CFTC Intensifies Focus on Insider Trading and Market Manipulation
The U.S. Commodity Futures Trading Commission (CFTC) is enhancing its focus on insider trading in prediction markets and manipulation in energy markets. New enforcement director David Miller emphasized prioritizing market abuse prevention, while advocating for increased cooperation from companies during investigations to reduce penalties.
The U.S. Commodity Futures Trading Commission (CFTC) is sharpening its focus on insider trading in prediction markets and manipulation within energy markets, according to its new enforcement director, David Miller. Announced at New York University Law School, these enforcement efforts align with the agency's drive to curb market misconduct.
Prediction markets, allowing traders to speculate on event outcomes, have faced increasing controversy and regulatory scrutiny, especially following profitable trades aligned with U.S. President Donald Trump's policy announcements. Miller emphasized that these event contracts should be viewed as swaps rather than gambling contracts, arguing that insider trading laws apply.
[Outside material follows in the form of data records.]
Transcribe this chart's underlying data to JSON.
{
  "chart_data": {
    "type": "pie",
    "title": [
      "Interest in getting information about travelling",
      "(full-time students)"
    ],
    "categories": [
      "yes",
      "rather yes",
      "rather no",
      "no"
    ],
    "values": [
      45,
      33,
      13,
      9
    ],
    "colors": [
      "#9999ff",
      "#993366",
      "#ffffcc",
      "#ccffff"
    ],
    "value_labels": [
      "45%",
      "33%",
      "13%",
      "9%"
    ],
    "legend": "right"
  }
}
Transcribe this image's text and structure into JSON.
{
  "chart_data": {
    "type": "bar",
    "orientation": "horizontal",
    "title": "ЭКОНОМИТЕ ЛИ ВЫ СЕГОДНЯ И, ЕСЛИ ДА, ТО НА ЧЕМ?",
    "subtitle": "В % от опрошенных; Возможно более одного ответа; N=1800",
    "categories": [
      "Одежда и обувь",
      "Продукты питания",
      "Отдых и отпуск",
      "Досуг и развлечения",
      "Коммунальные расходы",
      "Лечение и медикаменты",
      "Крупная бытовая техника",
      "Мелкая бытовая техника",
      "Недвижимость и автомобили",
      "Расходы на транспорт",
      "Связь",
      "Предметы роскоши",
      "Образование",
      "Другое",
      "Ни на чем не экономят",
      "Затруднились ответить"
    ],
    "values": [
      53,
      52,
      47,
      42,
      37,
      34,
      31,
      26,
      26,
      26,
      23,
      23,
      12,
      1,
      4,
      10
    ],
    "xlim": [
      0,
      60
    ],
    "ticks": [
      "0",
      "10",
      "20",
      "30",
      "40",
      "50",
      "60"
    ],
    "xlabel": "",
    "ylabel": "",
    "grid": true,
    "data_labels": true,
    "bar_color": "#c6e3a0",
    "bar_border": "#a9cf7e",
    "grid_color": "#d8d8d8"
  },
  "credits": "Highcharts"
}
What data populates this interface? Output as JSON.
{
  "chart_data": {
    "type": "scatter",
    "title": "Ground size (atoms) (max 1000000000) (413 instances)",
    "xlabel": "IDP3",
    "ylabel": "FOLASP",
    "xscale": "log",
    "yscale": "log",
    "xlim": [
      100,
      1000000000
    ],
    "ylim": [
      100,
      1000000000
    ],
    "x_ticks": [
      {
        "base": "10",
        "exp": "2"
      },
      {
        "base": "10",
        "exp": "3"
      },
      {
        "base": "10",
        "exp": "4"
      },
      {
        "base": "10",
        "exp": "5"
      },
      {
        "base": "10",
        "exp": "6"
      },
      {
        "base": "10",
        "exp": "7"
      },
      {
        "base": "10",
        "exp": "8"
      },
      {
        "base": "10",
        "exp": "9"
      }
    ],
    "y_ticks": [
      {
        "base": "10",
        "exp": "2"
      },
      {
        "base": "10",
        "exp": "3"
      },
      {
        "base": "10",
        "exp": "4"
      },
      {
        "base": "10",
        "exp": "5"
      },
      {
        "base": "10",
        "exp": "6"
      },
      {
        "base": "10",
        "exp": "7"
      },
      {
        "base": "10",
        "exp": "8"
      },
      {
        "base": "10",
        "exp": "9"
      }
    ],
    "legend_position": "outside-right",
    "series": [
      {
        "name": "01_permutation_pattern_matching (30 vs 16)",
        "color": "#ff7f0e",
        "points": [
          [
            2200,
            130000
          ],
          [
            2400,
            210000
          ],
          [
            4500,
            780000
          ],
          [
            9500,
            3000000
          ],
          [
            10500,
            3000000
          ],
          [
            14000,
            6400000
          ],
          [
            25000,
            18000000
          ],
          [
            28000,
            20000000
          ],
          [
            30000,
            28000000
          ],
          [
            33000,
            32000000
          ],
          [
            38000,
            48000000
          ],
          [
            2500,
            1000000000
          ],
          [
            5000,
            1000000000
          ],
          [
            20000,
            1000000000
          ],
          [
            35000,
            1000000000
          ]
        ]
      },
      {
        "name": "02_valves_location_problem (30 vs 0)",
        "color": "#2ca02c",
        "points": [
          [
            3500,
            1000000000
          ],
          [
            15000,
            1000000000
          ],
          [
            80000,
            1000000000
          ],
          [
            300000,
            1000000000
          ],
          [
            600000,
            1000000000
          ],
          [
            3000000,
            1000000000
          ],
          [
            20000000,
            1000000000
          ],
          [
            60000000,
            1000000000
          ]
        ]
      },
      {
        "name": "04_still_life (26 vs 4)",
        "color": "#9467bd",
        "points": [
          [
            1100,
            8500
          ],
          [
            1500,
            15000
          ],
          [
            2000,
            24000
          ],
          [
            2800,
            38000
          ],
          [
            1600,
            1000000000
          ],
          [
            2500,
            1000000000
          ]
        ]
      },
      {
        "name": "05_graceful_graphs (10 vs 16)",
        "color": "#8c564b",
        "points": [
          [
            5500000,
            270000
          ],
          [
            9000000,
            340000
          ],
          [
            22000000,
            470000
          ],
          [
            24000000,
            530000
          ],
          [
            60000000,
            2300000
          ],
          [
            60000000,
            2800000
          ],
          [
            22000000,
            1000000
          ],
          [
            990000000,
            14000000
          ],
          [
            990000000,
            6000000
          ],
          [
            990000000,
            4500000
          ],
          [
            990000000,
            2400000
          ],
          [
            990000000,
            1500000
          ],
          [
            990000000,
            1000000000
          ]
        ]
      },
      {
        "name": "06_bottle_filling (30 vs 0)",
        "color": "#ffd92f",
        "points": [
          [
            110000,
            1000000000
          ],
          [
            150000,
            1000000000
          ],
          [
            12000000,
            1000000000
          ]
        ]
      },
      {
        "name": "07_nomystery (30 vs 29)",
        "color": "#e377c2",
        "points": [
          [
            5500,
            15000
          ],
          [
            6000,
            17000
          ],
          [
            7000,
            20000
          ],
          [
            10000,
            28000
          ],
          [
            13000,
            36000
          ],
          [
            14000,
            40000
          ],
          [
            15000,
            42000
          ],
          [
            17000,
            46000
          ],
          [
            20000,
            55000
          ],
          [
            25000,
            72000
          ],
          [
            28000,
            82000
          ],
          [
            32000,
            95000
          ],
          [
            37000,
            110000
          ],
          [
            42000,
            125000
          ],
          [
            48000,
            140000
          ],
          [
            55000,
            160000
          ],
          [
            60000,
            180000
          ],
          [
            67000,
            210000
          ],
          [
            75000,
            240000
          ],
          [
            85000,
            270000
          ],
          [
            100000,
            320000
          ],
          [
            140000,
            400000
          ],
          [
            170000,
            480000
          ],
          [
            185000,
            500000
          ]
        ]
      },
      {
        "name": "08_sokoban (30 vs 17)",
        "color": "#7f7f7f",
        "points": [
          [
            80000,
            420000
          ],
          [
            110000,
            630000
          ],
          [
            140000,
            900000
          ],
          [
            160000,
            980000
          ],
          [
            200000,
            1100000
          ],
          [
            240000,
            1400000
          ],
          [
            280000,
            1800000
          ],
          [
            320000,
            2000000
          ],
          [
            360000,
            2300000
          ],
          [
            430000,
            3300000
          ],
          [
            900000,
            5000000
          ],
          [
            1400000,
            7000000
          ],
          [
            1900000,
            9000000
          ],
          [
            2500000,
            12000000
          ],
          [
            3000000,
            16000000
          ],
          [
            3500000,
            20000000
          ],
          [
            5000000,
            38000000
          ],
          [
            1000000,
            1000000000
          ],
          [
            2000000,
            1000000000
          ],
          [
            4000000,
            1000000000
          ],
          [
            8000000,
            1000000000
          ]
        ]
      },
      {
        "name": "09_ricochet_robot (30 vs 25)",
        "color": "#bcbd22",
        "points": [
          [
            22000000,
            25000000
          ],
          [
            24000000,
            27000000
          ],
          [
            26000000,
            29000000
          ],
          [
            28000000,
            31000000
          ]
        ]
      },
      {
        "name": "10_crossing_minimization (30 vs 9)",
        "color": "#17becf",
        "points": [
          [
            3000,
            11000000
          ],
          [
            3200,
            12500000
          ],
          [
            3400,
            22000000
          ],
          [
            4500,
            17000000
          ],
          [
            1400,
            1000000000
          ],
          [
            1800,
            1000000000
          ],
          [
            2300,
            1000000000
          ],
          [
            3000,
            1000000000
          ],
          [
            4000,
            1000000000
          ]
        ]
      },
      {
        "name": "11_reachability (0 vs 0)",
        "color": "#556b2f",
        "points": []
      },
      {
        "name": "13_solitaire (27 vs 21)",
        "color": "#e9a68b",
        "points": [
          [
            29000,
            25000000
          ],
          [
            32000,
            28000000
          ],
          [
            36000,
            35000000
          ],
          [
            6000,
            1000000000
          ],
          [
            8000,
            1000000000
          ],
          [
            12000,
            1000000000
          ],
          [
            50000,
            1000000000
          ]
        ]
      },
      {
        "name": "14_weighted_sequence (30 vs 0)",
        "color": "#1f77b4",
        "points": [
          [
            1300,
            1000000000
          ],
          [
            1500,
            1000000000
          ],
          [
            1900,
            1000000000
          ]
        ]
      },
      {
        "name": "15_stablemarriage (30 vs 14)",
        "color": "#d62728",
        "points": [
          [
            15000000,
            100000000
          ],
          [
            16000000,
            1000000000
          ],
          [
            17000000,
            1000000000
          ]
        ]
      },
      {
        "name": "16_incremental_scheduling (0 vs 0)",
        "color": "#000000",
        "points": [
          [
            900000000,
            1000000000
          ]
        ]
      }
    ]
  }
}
Additionally, Miller highlighted concerns about manipulation in energy markets, which can significantly impact consumer fuel prices, citing an instance involving hefty trades before a major geopolitical announcement as an example of the agency's attention to such issues. Furthermore, Miller noted the CFTC's shift from 'regulation by enforcement' to encouraging robust cooperation from companies, offering reduced penalties for those that fully collaborate during investigations.